Chapitre 5
Nous en sommes au huitième jour de ma panne dans le désert. Et je dis :
– Ah, ils sont bien jolis tes souvenirs, mais je n'ai pas encore réparé mon avion. Je n'ai plus rien à boire. On va mourir de soif…
– Cherchons un puits.
Alors, on part tous les deux à la recherche d'un puits. On marche longtemps. Et la nuit tombe. Je vois les étoiles. Le petit prince est fatigué. On s'assoit. Il dit :
– Les étoiles sont belles, à cause d'une fleur que l'on ne voit pas… Et le désert est beau.
C'est vrai. J'ai toujours aimé le désert. On ne voit rien, on n'entend rien dans le désert et pourtant quelque chose rayonne en silence.
Le petit prince s'endort. Je le porte et continue la route. Il me semble que je porte un trésor fragile. Au matin, je suis devant un puits.
Le petit prince dit :
– Les hommes de chez toi cultivent cinq mille roses dans un même jardin et ils n'y trouvent pas ce qu'ils cherchent. Et pourtant ce qu'ils cherchent pourrait être trouvé dans une seule rose ou un peu d'eau. Mais, les yeux sont aveugles. Il faut chercher avec le coeur.
Je bois. Je me sens bien. Le petit prince dit :
– Tu ne dois pas oublier ta promesse.
– Quelle promesse ?
– Tu sais… une muselière pour mon mouton. Je suis responsable de cette fleur.
Je dessine alors une muselière. Mon coeur se serre en lui donnant le dessin.
– Tu as des projets que j'ignore…
– Tu sais… ma chute sur la Terre… demain c'en sera l'anniversaire… J'étais tombé tout près d'ici.
J'éprouve du chagrin sans comprendre.
– Alors, ce n'est pas un hasard si je t'ai rencontré il y a huit jours ici. Tu te dirigeais vers le point de ta chute ?
Le petit prince ne répond pas, mais il rougit.
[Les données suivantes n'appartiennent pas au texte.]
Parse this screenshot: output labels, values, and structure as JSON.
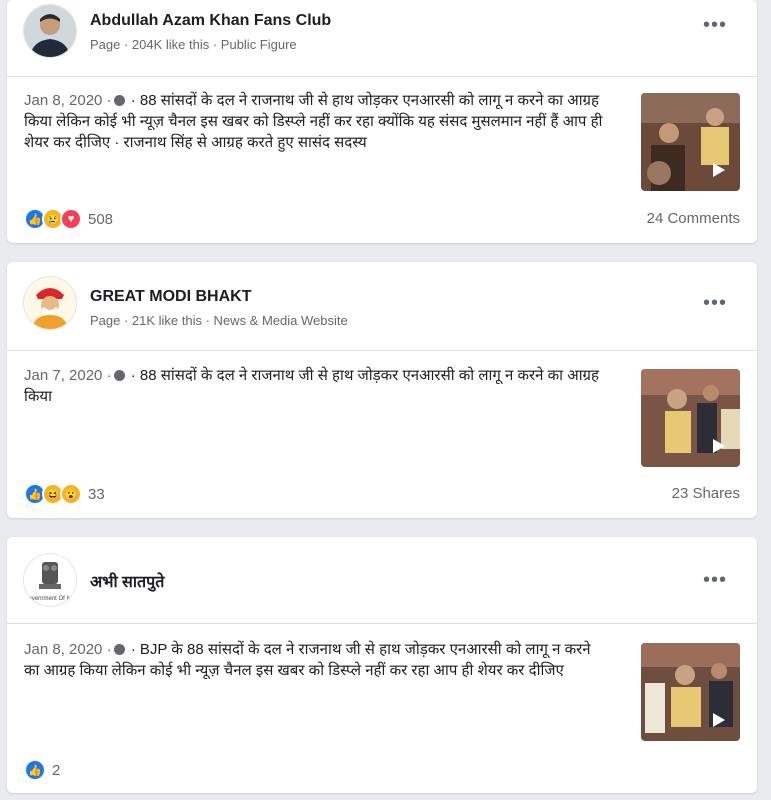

Quand on rougit ça signifie « oui », n'est-ce pas ? Je dis alors :
– J'ai peur…
Le petit prince répond :
– Tu dois travailler. Tu dois réparer ta machine. Je t'attends ici. Reviens demain soir.
Je ne suis pas rassuré. Je me souviens du renard. On risque de pleurer si l'on s'est laissé apprivoiser…
Il y a à côté du puits une ruine de vieux mur de pierre. Le lendemain, en arrivant, je vois le petit prince assis là-haut en train de parler :
– Tu ne t'en souviens pas ? Ce n'est pas tout à fait ici !
Il y a une autre voix qui répond :
– Si ! Si ! C'est bien le jour, mais ce n'est pas ici…
Moi, je ne vois pas avec qui mon ami parle.
– Tu as du bon venin ? Tu es sûr de ne pas me faire souffrir trop longtemps ?
Je m'arrête en entendant cette phrase. Je ne comprends toujours pas.
– Maintenant, va-t-en, je veux redescendre.
Je baisse alors les yeux vers le pied du mur. Il y a un serpent jaune, comme ceux qui tuent en trente secondes. J'ai peur et je sors mon revolver. Mais, je fais du bruit et le serpent s'enfuit. Je vais vers le petit prince qui tombe dans mes bras. Je le fais boire. Il est si pâle. Je sens son coeur battre. Il me dit :
– Je suis content que ta machine marche de nouveau.
– Mais, comment le sais-tu ?
Je venais justement lui annoncer que mon avion était réparé. Il dit alors :
– Moi aussi, je rentre chez moi. Mais, c'est bien plus loin, c'est bien plus difficile.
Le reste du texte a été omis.